Gooseflesh prickled her arms and legs, and she tugged her dressing gown closer around her body.
I should have known.
He snatched the note from her and stuffed it into his pocket.
When he raised his head, his eyes met hers, and they were full of regret and … was it hope?
"Was there anything else, Professor?"
The moment seemed to extend beyond time, waiting on a breath for something to break, and in that eternity, she longed to reach out to him, to say something that might turn him from this dreadful course.
But it was too late. Once a Death Eater was Marked, he was Marked for life, and nothing Minerva could say or do would release Snape from the bond he'd chosen to live under. He was the Dark Lord's now, and would always be.
Severus Snape had been destined for this moment as surely as she'd been fated to be a teacher and a spinster.

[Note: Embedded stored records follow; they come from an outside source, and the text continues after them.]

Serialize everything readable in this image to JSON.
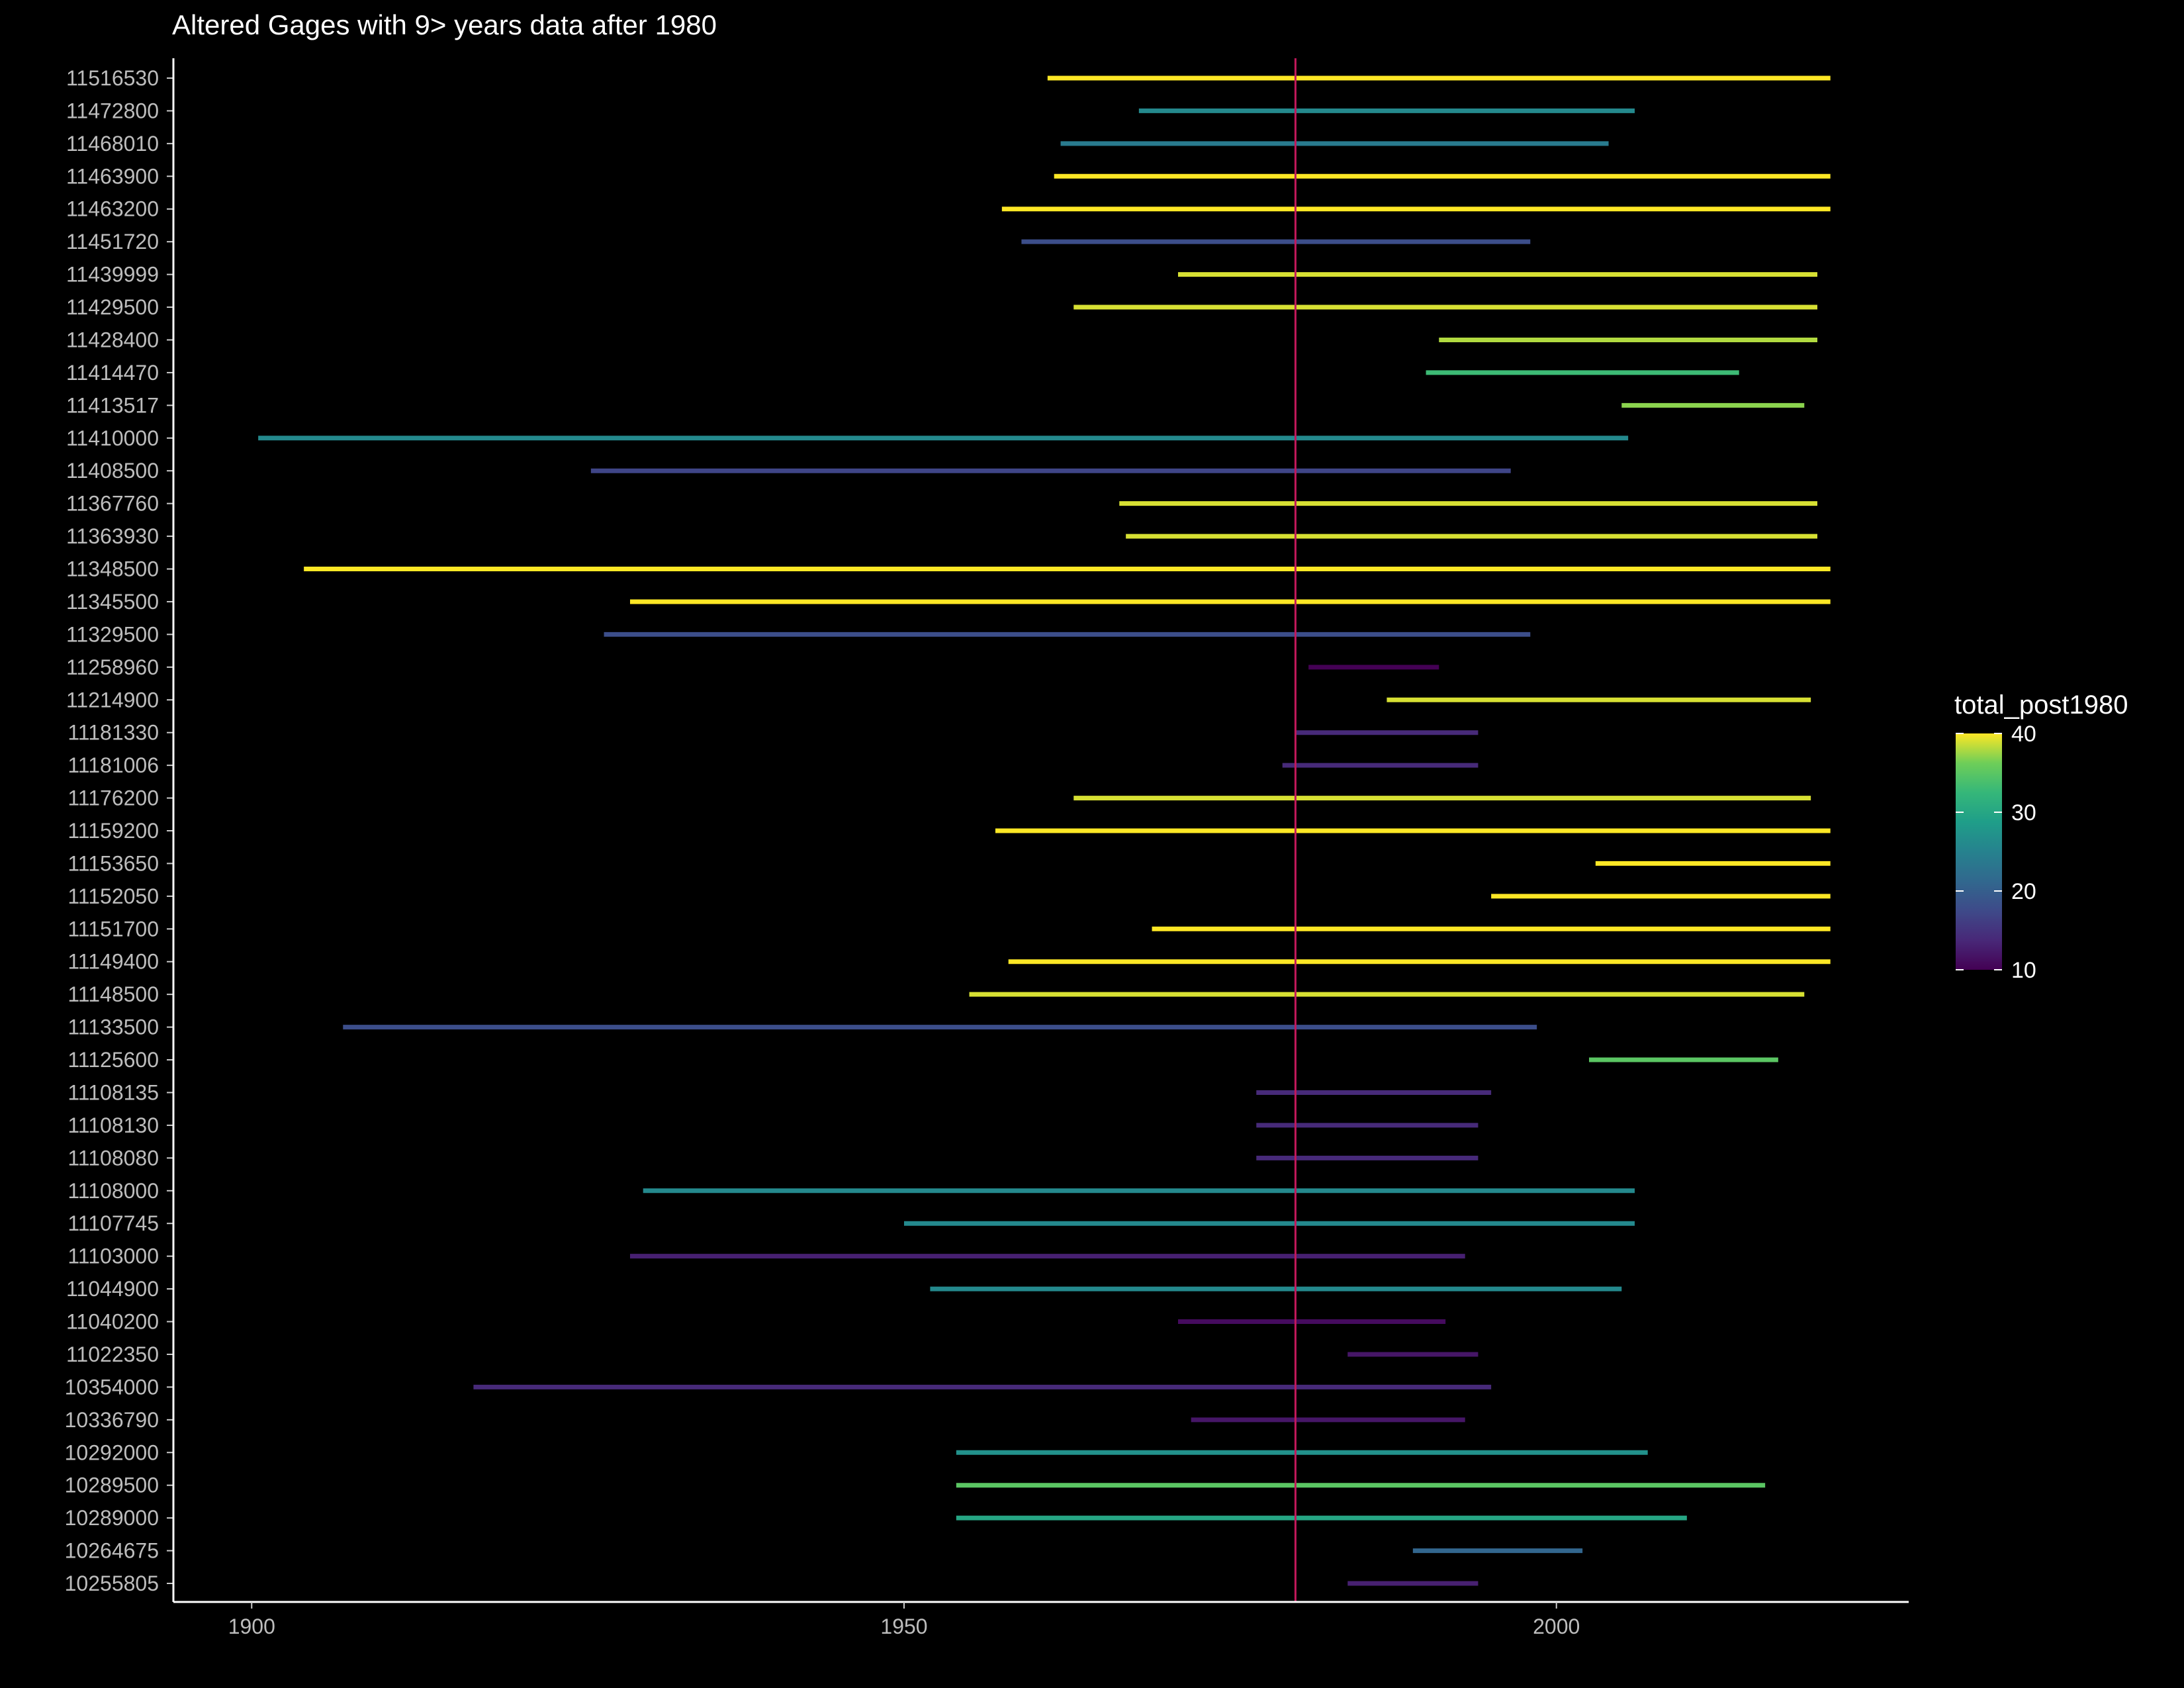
{
  "chart_data": {
    "type": "range",
    "title": "Altered Gages with 9> years data after 1980",
    "xlabel": "",
    "ylabel": "",
    "xlim": [
      1894,
      2027
    ],
    "x_ticks": [
      1900,
      1950,
      2000
    ],
    "reference_line": {
      "x": 1980,
      "color": "#c2185b"
    },
    "color_scale": {
      "name": "total_post1980",
      "type": "viridis",
      "min": 10,
      "max": 40,
      "ticks": [
        10,
        20,
        30,
        40
      ]
    },
    "grid": false,
    "legend_position": "right",
    "series": [
      {
        "site": "11516530",
        "start": 1961,
        "end": 2021,
        "total_post1980": 40
      },
      {
        "site": "11472800",
        "start": 1968,
        "end": 2006,
        "total_post1980": 26
      },
      {
        "site": "11468010",
        "start": 1962,
        "end": 2004,
        "total_post1980": 24
      },
      {
        "site": "11463900",
        "start": 1961.5,
        "end": 2021,
        "total_post1980": 40
      },
      {
        "site": "11463200",
        "start": 1957.5,
        "end": 2021,
        "total_post1980": 40
      },
      {
        "site": "11451720",
        "start": 1959,
        "end": 1998,
        "total_post1980": 18
      },
      {
        "site": "11439999",
        "start": 1971,
        "end": 2020,
        "total_post1980": 39
      },
      {
        "site": "11429500",
        "start": 1963,
        "end": 2020,
        "total_post1980": 39
      },
      {
        "site": "11428400",
        "start": 1991,
        "end": 2020,
        "total_post1980": 38
      },
      {
        "site": "11414470",
        "start": 1990,
        "end": 2014,
        "total_post1980": 33
      },
      {
        "site": "11413517",
        "start": 2005,
        "end": 2019,
        "total_post1980": 37
      },
      {
        "site": "11410000",
        "start": 1900.5,
        "end": 2005.5,
        "total_post1980": 26
      },
      {
        "site": "11408500",
        "start": 1926,
        "end": 1996.5,
        "total_post1980": 17
      },
      {
        "site": "11367760",
        "start": 1966.5,
        "end": 2020,
        "total_post1980": 39
      },
      {
        "site": "11363930",
        "start": 1967,
        "end": 2020,
        "total_post1980": 39
      },
      {
        "site": "11348500",
        "start": 1904,
        "end": 2021,
        "total_post1980": 40
      },
      {
        "site": "11345500",
        "start": 1929,
        "end": 2021,
        "total_post1980": 40
      },
      {
        "site": "11329500",
        "start": 1927,
        "end": 1998,
        "total_post1980": 18
      },
      {
        "site": "11258960",
        "start": 1981,
        "end": 1991,
        "total_post1980": 10
      },
      {
        "site": "11214900",
        "start": 1987,
        "end": 2019.5,
        "total_post1980": 39
      },
      {
        "site": "11181330",
        "start": 1980,
        "end": 1994,
        "total_post1980": 14
      },
      {
        "site": "11181006",
        "start": 1979,
        "end": 1994,
        "total_post1980": 14
      },
      {
        "site": "11176200",
        "start": 1963,
        "end": 2019.5,
        "total_post1980": 39
      },
      {
        "site": "11159200",
        "start": 1957,
        "end": 2021,
        "total_post1980": 40
      },
      {
        "site": "11153650",
        "start": 2003,
        "end": 2021,
        "total_post1980": 40
      },
      {
        "site": "11152050",
        "start": 1995,
        "end": 2021,
        "total_post1980": 40
      },
      {
        "site": "11151700",
        "start": 1969,
        "end": 2021,
        "total_post1980": 40
      },
      {
        "site": "11149400",
        "start": 1958,
        "end": 2021,
        "total_post1980": 40
      },
      {
        "site": "11148500",
        "start": 1955,
        "end": 2019,
        "total_post1980": 39
      },
      {
        "site": "11133500",
        "start": 1907,
        "end": 1998.5,
        "total_post1980": 18
      },
      {
        "site": "11125600",
        "start": 2002.5,
        "end": 2017,
        "total_post1980": 35
      },
      {
        "site": "11108135",
        "start": 1977,
        "end": 1995,
        "total_post1980": 14
      },
      {
        "site": "11108130",
        "start": 1977,
        "end": 1994,
        "total_post1980": 14
      },
      {
        "site": "11108080",
        "start": 1977,
        "end": 1994,
        "total_post1980": 14
      },
      {
        "site": "11108000",
        "start": 1930,
        "end": 2006,
        "total_post1980": 26
      },
      {
        "site": "11107745",
        "start": 1950,
        "end": 2006,
        "total_post1980": 26
      },
      {
        "site": "11103000",
        "start": 1929,
        "end": 1993,
        "total_post1980": 13
      },
      {
        "site": "11044900",
        "start": 1952,
        "end": 2005,
        "total_post1980": 26
      },
      {
        "site": "11040200",
        "start": 1971,
        "end": 1991.5,
        "total_post1980": 11
      },
      {
        "site": "11022350",
        "start": 1984,
        "end": 1994,
        "total_post1980": 12
      },
      {
        "site": "10354000",
        "start": 1917,
        "end": 1995,
        "total_post1980": 14
      },
      {
        "site": "10336790",
        "start": 1972,
        "end": 1993,
        "total_post1980": 12
      },
      {
        "site": "10292000",
        "start": 1954,
        "end": 2007,
        "total_post1980": 27
      },
      {
        "site": "10289500",
        "start": 1954,
        "end": 2016,
        "total_post1980": 35
      },
      {
        "site": "10289000",
        "start": 1954,
        "end": 2010,
        "total_post1980": 30
      },
      {
        "site": "10264675",
        "start": 1989,
        "end": 2002,
        "total_post1980": 21
      },
      {
        "site": "10255805",
        "start": 1984,
        "end": 1994,
        "total_post1980": 13
      }
    ]
  }
}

The similarities between them had occurred to her — they had both first come to school as brilliant but lonely and serious children, Muggle-raised and unsure if they really belonged at Hogwarts — but their paths had diverged early on, as they were surely meant to: one to the Light, the other to the Dark.
"No. Nothing else. Happy Christmas, Mr Snape."
"Happy Christmas, Professor."
She put out her wand light and watched his dark form disappear down the stairs to the dungeons.